Contact the GM reps on here and have them get involved


----------



## Patman (May 7, 2011)

If you are leasing the car, you are responsible for all maintenance to the car so if the clutch\brakes anything wears out, you are responsible for repairs or you will have to pay for it when you return the car. Check your lease agreement, but that is how leases have always worked. You may as well fix it otherwise you will be out not only a car but the cost of repairing one way or another. That also gets factored into the residual value of the car if you return/buy the car. The idea of leasing is a way for you to drive a new car without really owning it but you are responsible for the car regardless. So the manufacturer still owns the car but you are paying to drive/own it. As someone said previously the 3/36000 warranty only covers defective parts not worn out parts. 

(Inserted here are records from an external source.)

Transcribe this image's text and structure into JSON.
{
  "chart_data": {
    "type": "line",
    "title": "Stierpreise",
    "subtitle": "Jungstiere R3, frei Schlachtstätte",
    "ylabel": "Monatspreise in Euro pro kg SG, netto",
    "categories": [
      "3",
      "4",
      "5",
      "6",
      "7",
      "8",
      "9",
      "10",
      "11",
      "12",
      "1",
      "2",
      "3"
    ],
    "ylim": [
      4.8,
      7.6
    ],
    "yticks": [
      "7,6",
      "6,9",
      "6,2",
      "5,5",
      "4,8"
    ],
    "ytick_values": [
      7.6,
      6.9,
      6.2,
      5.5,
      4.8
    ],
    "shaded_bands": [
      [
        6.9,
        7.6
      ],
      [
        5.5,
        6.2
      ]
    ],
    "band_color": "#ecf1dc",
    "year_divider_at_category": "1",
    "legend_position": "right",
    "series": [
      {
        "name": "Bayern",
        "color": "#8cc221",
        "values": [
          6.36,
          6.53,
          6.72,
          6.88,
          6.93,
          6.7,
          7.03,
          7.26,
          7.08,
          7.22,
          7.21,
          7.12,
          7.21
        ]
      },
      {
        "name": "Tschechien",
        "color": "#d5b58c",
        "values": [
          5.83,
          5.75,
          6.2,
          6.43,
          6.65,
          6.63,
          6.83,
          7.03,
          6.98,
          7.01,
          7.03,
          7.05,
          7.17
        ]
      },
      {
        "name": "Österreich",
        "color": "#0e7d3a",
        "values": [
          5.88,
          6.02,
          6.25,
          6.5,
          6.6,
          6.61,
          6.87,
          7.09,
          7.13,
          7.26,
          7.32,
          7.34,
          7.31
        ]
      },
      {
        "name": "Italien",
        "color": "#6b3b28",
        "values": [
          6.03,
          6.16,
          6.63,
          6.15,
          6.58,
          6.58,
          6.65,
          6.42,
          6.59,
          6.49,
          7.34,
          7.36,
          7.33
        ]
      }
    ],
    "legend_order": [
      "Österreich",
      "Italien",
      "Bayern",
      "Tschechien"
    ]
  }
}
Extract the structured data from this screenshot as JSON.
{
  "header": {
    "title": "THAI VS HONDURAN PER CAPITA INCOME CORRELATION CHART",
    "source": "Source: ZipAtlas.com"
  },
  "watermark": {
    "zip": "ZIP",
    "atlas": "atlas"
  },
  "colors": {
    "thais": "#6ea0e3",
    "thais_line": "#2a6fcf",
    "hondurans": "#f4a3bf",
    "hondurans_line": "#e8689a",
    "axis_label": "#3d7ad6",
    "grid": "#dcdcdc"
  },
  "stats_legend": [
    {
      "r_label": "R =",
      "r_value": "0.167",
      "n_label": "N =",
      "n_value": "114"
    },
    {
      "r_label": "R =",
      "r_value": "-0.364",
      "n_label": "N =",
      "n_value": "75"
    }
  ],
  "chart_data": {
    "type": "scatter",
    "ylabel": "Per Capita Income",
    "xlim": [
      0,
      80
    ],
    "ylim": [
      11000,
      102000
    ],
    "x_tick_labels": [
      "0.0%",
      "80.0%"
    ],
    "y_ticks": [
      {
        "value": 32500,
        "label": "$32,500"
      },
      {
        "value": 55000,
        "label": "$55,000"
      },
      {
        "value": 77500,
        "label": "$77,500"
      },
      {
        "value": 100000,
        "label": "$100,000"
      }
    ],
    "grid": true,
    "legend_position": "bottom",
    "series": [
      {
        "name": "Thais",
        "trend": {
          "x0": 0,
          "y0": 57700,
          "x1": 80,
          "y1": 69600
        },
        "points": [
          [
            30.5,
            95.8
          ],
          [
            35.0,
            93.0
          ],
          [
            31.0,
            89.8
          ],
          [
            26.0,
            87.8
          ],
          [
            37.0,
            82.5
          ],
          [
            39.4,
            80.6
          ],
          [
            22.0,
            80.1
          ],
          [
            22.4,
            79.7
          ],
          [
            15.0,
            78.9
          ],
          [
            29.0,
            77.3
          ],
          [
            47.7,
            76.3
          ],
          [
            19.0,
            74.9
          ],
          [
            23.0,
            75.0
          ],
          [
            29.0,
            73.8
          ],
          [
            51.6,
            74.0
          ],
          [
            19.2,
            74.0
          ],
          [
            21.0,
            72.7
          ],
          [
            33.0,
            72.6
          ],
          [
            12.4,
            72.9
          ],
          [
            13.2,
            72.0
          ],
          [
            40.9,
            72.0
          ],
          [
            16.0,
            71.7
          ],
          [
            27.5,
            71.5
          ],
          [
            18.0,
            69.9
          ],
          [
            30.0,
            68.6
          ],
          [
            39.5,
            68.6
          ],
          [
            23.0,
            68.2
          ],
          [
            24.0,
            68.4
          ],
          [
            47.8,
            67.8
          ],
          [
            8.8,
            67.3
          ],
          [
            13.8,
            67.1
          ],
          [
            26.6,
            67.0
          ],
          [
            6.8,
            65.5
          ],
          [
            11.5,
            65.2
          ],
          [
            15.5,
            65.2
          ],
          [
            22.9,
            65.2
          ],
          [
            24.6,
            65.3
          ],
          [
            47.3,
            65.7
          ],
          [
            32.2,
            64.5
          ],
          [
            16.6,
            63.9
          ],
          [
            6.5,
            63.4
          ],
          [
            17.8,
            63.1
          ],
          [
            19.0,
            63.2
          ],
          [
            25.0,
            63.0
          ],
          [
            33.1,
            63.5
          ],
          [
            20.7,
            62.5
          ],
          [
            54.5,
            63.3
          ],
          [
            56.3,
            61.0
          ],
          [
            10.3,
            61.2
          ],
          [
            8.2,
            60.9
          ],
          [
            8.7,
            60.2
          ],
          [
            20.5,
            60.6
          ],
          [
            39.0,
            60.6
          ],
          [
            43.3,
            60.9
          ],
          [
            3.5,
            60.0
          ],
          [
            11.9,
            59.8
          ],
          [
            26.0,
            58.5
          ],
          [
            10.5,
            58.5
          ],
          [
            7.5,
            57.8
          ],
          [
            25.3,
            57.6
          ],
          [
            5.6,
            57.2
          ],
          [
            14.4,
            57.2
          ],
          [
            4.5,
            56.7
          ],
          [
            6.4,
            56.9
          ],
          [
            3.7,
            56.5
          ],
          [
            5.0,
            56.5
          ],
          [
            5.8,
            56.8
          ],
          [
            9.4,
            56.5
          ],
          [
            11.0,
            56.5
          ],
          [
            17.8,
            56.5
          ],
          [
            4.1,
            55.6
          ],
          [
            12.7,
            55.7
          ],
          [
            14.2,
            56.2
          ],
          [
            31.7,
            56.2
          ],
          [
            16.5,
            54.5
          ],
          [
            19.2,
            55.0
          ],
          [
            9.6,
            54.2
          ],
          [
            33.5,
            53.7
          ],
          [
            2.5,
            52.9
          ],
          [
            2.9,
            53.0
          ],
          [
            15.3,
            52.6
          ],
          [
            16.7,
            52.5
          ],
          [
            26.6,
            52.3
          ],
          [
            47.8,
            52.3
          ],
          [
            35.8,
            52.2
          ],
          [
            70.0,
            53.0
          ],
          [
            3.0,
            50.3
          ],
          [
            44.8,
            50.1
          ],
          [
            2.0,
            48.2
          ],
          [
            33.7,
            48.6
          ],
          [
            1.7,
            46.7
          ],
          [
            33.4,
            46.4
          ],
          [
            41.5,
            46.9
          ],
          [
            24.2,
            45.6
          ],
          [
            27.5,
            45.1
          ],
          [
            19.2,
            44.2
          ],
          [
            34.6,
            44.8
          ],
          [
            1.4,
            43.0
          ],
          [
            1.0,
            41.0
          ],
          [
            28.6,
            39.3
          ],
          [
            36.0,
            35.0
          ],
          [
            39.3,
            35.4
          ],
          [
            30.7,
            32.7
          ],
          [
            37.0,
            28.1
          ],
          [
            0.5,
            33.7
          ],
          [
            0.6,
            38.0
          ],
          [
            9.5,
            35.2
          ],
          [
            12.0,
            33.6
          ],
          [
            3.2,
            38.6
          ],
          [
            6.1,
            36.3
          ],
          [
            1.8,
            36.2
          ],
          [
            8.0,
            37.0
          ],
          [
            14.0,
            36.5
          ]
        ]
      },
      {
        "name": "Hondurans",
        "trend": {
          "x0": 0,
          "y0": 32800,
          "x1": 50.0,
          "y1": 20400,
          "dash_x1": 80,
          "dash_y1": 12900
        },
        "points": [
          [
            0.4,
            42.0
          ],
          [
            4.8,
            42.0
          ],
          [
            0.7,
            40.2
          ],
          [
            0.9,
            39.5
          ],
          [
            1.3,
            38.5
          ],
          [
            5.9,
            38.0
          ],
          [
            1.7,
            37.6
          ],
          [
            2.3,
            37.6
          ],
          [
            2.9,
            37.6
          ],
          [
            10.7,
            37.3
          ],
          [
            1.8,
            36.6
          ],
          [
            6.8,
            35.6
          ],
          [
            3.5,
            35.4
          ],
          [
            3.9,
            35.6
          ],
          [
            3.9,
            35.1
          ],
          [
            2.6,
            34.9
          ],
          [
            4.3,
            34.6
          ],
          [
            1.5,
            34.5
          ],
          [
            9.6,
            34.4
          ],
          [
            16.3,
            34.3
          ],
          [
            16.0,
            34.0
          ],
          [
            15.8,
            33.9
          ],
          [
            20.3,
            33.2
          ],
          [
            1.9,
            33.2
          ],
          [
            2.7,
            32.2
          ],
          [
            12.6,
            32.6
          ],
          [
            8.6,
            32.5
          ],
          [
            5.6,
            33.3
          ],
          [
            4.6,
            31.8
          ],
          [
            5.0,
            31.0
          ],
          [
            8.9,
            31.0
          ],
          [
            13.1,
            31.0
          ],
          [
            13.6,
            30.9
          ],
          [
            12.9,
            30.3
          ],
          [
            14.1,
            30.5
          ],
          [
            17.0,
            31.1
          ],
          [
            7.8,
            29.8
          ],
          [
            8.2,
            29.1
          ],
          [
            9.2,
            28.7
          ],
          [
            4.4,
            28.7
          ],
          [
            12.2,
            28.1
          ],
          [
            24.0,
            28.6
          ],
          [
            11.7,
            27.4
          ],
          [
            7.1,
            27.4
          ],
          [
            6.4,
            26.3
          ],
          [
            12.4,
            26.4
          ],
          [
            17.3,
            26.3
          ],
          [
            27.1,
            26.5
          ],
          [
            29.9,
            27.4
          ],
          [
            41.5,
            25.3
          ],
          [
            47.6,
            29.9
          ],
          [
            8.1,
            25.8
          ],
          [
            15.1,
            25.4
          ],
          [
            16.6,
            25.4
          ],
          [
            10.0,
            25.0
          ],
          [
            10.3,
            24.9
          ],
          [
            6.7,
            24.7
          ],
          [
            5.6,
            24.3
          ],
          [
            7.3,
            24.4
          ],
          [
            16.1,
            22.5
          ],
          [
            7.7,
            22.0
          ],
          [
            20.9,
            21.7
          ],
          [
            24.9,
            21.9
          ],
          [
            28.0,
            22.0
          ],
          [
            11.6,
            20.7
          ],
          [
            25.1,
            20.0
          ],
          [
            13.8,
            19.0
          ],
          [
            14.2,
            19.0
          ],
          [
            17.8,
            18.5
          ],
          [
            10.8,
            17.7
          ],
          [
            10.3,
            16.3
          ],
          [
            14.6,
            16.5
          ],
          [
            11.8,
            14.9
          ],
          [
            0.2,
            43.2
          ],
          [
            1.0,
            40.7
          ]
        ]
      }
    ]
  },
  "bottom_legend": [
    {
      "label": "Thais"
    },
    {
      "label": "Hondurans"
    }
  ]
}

Contact the GM Rep here and
Good Luck


----------



## iTz SADISTIK (Apr 6, 2014)

Otherwise, start looking at ways GM offers to get out of your lease and turn it over to them. I'm not saying it's morally right but a clutch at that mileage (unless you've driven track the entire time) is BS. There are programs sometimes offered to get out of it or other brands will offer to cover your lease. IDK, just look around. Personally, I wouldn't pay for it. I could understand rotors, brake pads, filters, fluids, chips/cracks etc but a clutch?!?!?! Shenanigans.


----------



## OaklandCruze (Jun 17, 2014)

yea it's crazy, i have just used it as a daily driver and it is my second manual. 

sorry i'm new to the forum, who is the gm rep?


----------



## iTz SADISTIK (Apr 6, 2014)

View Profile: Chevy Customer Care - Chevy Cruze Forum : Chevrolet Cruze Forums


----------



## OaklandCruze (Jun 17, 2014)

thanks


----------



## SneakerFix (Jul 28, 2013)

Your better off going to a small repair shop and having them replace your clutch and save some cash. Good luck but GM care can't help you much with this one.


----------